Die Distributions GmbH, die demnächst auch nicht mehr „Schmolz + Bickenbach“ im Namen führen soll, soll Anfang 2017 in fünf Einzelgesellschaften aufgeteilt werden. Damit werden noch einmal 105 Jobs wegfallen. „Der Personalabbau läuft schon“, sagt Schagun.

Dabei sei auch Langzeitkranken ohne Anhörung des Betriebsrates die Kündigung ausgesprochen worden, ergänzt Consoir.
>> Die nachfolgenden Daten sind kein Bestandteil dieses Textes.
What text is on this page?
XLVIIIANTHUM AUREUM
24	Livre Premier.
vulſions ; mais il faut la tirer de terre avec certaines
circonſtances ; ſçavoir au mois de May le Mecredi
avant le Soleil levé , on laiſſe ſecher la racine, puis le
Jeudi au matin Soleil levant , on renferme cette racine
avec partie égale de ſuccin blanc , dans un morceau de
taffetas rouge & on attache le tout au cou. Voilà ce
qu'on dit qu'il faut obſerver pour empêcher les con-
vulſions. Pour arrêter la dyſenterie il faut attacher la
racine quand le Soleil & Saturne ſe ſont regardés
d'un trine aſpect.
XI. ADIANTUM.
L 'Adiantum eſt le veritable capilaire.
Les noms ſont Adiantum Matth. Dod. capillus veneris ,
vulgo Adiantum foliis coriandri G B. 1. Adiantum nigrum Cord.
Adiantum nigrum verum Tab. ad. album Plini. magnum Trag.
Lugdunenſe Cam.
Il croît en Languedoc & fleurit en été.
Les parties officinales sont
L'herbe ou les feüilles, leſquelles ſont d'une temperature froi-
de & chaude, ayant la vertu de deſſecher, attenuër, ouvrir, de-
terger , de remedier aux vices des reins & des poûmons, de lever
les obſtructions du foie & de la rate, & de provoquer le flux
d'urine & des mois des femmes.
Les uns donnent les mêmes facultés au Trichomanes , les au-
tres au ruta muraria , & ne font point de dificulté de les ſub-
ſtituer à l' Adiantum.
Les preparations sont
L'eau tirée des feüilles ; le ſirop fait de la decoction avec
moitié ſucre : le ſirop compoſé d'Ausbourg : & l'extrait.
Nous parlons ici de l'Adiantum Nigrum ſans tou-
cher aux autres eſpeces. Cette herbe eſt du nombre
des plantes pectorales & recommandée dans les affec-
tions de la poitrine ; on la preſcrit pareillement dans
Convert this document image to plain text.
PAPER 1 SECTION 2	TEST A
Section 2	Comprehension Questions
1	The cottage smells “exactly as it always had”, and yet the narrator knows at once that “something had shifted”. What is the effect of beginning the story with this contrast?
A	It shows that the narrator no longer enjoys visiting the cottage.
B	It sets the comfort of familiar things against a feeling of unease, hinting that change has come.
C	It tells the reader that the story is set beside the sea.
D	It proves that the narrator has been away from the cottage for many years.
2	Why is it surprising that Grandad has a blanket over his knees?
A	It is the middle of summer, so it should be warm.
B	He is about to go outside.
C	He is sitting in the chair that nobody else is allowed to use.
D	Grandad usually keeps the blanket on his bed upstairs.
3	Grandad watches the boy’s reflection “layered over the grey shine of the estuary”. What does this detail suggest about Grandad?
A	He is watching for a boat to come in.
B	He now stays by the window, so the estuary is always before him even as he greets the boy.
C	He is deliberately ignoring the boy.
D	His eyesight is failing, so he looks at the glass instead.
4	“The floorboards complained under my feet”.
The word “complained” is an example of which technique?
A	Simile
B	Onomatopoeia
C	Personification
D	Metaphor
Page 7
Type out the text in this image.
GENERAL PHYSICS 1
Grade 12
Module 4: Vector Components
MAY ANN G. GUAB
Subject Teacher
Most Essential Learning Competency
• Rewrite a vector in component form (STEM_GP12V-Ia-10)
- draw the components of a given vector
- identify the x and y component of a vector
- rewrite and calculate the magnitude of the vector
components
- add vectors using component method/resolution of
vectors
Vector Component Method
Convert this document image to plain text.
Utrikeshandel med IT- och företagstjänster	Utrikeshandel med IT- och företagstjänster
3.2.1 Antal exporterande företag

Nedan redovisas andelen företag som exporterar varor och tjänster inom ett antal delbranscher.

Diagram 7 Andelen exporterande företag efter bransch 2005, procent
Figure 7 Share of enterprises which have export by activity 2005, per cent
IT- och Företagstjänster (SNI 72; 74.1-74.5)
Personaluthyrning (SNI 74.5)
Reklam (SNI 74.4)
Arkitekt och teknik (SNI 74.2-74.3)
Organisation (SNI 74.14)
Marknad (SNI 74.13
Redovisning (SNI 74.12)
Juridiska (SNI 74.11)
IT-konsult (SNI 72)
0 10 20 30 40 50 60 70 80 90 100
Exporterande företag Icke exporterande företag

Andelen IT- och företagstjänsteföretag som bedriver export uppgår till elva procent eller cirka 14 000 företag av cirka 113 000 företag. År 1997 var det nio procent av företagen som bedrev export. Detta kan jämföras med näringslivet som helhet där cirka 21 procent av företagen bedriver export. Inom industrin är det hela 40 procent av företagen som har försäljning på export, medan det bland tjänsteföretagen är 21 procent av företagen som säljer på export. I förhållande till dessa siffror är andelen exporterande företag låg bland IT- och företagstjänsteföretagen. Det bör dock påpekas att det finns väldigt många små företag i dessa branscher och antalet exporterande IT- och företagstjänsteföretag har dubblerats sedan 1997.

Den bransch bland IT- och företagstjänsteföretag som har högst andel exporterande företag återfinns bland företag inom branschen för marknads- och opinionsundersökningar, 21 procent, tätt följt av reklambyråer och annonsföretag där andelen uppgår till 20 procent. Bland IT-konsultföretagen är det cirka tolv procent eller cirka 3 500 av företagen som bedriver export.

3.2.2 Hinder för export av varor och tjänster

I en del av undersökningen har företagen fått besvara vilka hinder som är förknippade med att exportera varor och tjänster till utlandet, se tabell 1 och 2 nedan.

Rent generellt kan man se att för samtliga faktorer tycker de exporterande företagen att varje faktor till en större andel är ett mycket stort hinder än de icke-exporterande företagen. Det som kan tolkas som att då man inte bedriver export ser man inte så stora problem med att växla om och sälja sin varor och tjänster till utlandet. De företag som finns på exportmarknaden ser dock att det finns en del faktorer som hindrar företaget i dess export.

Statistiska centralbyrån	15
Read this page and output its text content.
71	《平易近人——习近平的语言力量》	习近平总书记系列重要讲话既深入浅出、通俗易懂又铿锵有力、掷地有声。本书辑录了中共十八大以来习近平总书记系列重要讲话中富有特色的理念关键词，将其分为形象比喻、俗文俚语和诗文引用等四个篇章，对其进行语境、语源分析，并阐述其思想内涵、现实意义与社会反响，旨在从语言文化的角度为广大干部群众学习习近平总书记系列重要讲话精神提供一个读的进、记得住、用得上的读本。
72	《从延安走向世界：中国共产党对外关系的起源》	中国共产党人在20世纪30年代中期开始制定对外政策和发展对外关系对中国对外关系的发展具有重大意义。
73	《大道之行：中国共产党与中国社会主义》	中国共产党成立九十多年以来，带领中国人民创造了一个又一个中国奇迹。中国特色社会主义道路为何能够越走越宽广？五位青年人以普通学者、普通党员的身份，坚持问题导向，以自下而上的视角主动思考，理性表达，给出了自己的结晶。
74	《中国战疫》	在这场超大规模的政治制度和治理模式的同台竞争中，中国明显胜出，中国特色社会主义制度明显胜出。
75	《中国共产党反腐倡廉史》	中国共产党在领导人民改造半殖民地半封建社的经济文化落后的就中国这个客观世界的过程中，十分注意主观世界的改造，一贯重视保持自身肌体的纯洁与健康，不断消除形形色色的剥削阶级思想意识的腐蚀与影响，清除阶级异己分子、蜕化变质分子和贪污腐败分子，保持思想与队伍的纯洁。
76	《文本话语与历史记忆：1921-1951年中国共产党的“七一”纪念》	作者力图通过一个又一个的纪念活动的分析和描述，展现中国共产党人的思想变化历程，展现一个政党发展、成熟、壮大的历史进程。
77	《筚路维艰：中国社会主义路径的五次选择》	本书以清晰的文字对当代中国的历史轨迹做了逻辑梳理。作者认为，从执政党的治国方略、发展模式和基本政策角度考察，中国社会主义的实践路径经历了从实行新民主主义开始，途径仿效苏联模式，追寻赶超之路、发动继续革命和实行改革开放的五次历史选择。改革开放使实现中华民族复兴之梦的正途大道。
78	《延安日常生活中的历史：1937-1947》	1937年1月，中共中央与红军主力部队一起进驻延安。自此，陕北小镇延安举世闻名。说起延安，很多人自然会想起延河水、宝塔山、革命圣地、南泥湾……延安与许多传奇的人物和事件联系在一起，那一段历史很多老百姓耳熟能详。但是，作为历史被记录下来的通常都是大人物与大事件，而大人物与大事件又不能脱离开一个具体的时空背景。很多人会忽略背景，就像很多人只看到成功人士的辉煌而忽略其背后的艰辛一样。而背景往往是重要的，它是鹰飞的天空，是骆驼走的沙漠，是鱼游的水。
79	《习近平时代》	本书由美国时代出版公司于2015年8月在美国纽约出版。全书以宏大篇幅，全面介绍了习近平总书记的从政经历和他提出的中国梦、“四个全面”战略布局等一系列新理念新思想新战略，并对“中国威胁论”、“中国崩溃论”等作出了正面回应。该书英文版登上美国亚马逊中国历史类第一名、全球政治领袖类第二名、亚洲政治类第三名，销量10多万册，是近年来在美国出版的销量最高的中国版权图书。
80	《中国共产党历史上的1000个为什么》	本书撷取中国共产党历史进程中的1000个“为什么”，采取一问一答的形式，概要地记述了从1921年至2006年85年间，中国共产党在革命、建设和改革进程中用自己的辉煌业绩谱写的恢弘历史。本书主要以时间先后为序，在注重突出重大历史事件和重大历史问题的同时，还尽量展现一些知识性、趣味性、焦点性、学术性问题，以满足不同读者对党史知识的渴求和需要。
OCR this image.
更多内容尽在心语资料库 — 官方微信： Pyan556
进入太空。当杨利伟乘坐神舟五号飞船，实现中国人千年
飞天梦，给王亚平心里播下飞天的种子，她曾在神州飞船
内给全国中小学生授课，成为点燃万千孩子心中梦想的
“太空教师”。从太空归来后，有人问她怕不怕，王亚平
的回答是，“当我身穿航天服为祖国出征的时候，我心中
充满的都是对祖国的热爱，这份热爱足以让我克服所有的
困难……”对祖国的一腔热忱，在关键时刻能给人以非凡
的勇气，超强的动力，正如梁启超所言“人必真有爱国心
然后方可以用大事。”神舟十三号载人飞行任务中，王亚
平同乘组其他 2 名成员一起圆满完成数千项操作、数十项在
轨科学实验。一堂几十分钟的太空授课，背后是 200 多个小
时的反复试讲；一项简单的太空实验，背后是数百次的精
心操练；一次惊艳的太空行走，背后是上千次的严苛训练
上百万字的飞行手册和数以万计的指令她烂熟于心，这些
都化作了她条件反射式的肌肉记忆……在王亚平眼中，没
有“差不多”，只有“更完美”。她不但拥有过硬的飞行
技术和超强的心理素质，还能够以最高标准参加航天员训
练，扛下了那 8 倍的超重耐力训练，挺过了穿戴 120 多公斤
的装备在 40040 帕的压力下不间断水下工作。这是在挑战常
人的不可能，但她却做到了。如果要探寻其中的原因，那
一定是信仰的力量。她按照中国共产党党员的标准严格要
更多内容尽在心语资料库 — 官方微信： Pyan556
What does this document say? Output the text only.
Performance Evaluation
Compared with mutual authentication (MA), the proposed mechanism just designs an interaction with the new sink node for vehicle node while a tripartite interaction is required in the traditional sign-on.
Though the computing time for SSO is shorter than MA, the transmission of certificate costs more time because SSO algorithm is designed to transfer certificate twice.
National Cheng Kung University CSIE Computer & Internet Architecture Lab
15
Er glaubt, dass „die Sozialauswahl nicht eingehalten wird“. Der Jobabbau, der die Belegschaft auf unter 300 Köpfe schrumpfen lässt, wurde mit dem Betriebsrat über einen Sozialplan schon ausgehandelt.

Das sei betriebsintern zu regeln, sagt Consoir. In sein Metier fällt nun der Kampf um den Haustarifvertrag, der seit 2004 immer angewandt worden sei — und von dem der neue Besitzer nun nichts mehr wissen wolle. Die Tariferhöhung im Juli habe er schon nicht weitergegeben, sagt Consoir. Dieser Fall sei schon beim Arbeitsgericht.